Pascal Rioult: I have always loved Bach’s music, instinctively and without understanding where the magic came from. It is specifically because of my intense work with the music of two great composition masters, Ravel and Stravinsky, in the past eight years that I felt it was time to “go to the source” of contrapuntal music and try to understand the great mystery of “Harmony.” (“Mysterium Harmonicum” was at the time of Bach an art and philosophy theory believing that there was some sort of mysterious forces that kept the Universe in balance and created a “Music of the Spheres” — a Divine Harmony.)

I love this concept in Art as in Life (I called the closing piece of the Bach program Celestial Tides). Certainly Bach’s mastery of counterpoint must come very close to this Divine Harmony.

But I also want with my dances to show that Bach’s music, contrary to common belief, is unbelievably rich emotionally.

twi-ny: Which composer might you have your sights set on next?

PR: I am not sure yet about which composer will be next, although I love Russian music and have not used it yet.

twi-ny: You also have the new series “Dance to Contemporary Composers,” which includes a newly adapted composition by Aaron J Kernis that will be performed live at the Joyce. How did that collaboration come about?

PR: It is time for me to work with contemporary composers (living composers). On the other hand, I suffer from not being able to have live music for my performances, which makes such a difference. So I decided to try to get support for the project of commissioning new music and have it played live for the next three years.

I have known and admired Aaron J Kernis’s music for many years, and we had wanted to collaborate for a while but did not get the opportunity yet. His music fits my concerns about the classical form as well as being filled with emotional content. I discussed with him my idea about a piece based on the character of Helen of Troy that I described as a “redemption fantasy.” We had to portray in a few minutes the epic of the Trojan war for the male heroes, then slip into the dream world created by Helen’s imagination and finish with a way to redemption. I knew it would be very rewarding to work with Aaron, and it has been a great collaborative experience resulting in a brilliant piece of music.

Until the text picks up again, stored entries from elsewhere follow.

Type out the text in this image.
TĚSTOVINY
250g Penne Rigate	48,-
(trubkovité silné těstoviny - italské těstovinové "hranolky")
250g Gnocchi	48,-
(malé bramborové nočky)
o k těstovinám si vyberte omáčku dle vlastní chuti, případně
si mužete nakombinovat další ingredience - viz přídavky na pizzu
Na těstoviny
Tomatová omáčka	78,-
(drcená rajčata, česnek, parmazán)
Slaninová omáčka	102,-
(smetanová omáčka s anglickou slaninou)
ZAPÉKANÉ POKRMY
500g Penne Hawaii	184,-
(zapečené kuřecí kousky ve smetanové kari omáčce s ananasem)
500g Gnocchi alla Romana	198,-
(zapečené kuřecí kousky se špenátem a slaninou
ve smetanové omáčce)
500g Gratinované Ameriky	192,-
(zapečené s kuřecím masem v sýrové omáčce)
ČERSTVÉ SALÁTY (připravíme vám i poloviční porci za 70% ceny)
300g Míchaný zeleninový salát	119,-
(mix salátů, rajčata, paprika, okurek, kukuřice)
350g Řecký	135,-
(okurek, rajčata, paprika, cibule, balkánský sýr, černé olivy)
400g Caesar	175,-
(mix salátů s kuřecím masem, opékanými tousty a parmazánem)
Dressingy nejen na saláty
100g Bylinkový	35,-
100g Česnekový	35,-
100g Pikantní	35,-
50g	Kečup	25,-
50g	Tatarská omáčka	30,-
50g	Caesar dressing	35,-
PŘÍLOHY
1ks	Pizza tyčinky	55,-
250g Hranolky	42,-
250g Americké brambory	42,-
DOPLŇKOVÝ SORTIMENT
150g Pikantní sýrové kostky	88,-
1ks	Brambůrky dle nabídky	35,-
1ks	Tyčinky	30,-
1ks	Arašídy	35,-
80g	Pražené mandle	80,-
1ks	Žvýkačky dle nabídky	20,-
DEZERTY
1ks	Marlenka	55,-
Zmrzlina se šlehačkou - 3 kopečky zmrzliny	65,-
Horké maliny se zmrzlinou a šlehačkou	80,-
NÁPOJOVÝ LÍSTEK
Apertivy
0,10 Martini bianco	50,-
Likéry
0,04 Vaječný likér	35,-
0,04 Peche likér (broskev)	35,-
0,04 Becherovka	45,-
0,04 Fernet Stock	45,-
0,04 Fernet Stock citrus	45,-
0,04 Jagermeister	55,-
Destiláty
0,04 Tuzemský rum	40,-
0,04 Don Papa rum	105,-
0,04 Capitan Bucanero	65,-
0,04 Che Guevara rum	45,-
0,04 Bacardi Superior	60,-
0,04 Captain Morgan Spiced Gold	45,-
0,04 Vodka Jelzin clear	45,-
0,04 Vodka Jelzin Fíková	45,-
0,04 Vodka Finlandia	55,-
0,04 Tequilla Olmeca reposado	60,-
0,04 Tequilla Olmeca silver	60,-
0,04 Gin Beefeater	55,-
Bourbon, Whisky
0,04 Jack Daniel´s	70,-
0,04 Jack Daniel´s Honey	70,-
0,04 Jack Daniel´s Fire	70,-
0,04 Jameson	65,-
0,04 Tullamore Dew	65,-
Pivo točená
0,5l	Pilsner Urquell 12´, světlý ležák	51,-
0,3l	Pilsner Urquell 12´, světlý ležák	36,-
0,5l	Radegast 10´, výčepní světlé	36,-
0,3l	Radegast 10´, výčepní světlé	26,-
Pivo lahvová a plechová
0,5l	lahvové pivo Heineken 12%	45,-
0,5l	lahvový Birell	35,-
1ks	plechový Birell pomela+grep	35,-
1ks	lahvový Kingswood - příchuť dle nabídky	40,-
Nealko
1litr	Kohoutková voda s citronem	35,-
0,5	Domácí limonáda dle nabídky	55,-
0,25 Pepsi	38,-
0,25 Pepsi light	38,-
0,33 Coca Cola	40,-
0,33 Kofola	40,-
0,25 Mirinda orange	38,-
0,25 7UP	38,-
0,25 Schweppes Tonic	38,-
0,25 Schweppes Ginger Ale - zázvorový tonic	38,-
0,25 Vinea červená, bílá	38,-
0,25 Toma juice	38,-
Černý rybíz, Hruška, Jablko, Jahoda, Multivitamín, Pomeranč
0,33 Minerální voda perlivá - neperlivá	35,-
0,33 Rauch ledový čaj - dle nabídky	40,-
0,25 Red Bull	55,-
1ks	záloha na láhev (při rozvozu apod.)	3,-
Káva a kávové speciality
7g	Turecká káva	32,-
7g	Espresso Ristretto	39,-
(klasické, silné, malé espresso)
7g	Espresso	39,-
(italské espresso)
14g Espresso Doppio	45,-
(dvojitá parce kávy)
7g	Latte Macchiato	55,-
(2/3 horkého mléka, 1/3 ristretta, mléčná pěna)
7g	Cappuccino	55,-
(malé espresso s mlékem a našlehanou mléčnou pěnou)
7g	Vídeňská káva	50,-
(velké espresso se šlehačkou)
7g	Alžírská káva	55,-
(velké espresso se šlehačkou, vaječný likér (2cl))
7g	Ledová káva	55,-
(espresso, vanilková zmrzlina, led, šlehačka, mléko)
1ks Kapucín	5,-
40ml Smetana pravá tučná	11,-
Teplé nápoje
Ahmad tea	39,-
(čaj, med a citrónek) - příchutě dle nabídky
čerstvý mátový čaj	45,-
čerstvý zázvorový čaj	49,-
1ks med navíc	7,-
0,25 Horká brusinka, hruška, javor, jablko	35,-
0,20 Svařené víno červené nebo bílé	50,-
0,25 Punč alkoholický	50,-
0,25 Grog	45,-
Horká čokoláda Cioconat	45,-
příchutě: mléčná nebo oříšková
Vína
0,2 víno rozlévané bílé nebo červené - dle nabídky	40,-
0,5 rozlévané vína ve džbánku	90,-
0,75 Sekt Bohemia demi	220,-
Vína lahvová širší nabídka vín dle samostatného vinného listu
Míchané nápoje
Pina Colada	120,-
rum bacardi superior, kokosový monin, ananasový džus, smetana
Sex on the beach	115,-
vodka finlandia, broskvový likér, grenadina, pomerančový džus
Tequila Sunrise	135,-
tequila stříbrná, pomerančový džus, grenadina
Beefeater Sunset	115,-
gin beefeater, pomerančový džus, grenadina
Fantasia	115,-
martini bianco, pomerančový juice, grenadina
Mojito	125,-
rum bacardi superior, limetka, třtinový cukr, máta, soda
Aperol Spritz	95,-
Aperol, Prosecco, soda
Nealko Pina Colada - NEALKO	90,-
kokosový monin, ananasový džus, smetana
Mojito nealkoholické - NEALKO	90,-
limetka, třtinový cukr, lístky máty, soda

Michael Spencer Phillips and Charis Haines get hot and heavy rehearsing ON DISTANT SHORES in preparation for world premiere at the Joyce (photo by twi-ny/mdr)

twi-ny: What is it about Helen that drew you to her?

PR: I have always thought that Helen of Troy got a wrongful reputation. She would have been the cause of one of the most horrible wars that ever was, because she left her husband for another man. Was it not as usual the men’s unrelenting need of violence and conquest that drove them to Troy and made Helen a convenient pretext?

I found in the Euripides play Helen a similar version of the fact/myth. The mischievous gods had made a likeness of Helen from the clouds and that is the mirage that Paris took away to Troy, and it is for that “mirage” that so many lives were lost.

It was time for me to redeem Helen.

twi-ny: In addition to the obvious physical contact, your dancers make extraordinary, very emotional eye contact with one another while performing. Is that something you teach them? How important is that when you are choreographing a piece?

PR: As a matter of fact, I never give the dancers direction about expressions. On the contrary, I usually keep them from using facial expressions at all. Dancers do not need it because the expression comes forth through the body itself, from the inner core (you could say the inner self). Then the energy that creates the appropriate expression radiates towards the outside (including, at last, the face). You see, that is what we call “radiance,” “projection.” . . . You cannot help it if it comes from the right place. You don’t need to “put it on” and I don’t need to teach it.

I learned that from my mentor, Martha Graham.